Pour autant, jusqu'à la fin du récit, l'homme au manteau noir reste une ombre pesante que l'on ne peut s'empêcher de relier à sa première apparition : le jour où Will, enfant, a tué ce corbeau pour épater ses amis.

Sans doute à ce stade le lecteur a-t-il compris ce que le personnage de Will n'a pas encore admis, la dimension toute philosophique de cet homme, homme en noir, homme-corbeau ?

Je suis déçue car tout dans ce roman désigne et souligne le fantastique sans jamais le faire éclore. Le titre en anglais me semble donc plus juste : Bellmann et Black, car ne sous-entend pas cette dimension de mystère liée à l'oiseau. En outre, le lecteur a en tête au moins un film de Hitchcock et des croyances anciennes qui relient le corbeau à la mort. Tout est donc mis en place pour orienter notre lecture. Cela ne serait pas grave si la chute apportait quelque révélation. Pourtant elle est ce que l'on attendait d'elle, plate, sans conviction puisque Will comprend enfin combien la vie est ténue, fragile et importante, ce que tout homme doit comprendre. En réalité c'est l'histoire d'un homme qui ne cesse de renouveler ses erreurs.

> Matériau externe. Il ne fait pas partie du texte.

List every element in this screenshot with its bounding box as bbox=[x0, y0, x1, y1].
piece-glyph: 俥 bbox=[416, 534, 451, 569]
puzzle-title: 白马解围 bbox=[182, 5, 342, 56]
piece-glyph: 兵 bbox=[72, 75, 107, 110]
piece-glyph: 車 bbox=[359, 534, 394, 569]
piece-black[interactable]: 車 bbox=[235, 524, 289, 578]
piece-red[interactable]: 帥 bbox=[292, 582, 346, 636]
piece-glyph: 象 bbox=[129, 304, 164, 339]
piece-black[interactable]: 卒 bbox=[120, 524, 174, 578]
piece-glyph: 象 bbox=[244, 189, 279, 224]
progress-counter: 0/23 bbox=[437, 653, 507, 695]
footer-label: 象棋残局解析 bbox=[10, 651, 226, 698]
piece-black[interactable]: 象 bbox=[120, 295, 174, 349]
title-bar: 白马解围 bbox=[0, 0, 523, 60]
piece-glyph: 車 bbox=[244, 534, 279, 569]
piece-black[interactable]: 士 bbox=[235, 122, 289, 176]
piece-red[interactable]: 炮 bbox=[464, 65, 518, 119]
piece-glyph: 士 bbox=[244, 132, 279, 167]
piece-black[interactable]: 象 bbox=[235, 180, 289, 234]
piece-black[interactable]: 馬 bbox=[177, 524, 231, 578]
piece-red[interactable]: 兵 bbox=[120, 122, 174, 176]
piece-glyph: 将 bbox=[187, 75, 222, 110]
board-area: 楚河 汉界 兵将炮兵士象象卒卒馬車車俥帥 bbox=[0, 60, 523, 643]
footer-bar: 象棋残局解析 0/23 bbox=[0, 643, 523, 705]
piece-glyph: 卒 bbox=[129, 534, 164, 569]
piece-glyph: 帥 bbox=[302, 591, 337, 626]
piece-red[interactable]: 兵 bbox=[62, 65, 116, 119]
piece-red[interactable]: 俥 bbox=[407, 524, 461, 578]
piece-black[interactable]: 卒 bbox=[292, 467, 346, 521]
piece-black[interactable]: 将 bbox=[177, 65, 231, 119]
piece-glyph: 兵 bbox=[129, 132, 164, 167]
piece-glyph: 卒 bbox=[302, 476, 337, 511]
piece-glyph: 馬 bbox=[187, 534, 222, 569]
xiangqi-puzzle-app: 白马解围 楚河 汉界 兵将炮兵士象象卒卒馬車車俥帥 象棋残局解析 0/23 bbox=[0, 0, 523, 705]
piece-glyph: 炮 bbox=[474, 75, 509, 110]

Est-ce donc une leçon de vie que veut nous donner Diane Setterfield à travers ce récit qui s'apparente à un conte par certains aspects ? Mais dans ce cas pourquoi avoir laissé planer le doute ? Pourquoi même l'avoir accentué avec la fille de Will, Dora, qui semble avoir une attirance particulière pour ces oiseaux ?

On est loin ici du Treizième conte et c'est très bien mais très déstabilisant aussi. Je pense que la critique a trop insisté sur le mystère, l'incroyable souffle de ce roman. Certes la plume est fluide, alerte, sensible par moments, l'alternance des chapitres donne du rythme, mais l'ensemble est assez pauvre à mon goût car l'on a la sensation de se retrouver à la place de Will et de n'avoir rien compris, rien retenu.

Je reste sur ma faim ...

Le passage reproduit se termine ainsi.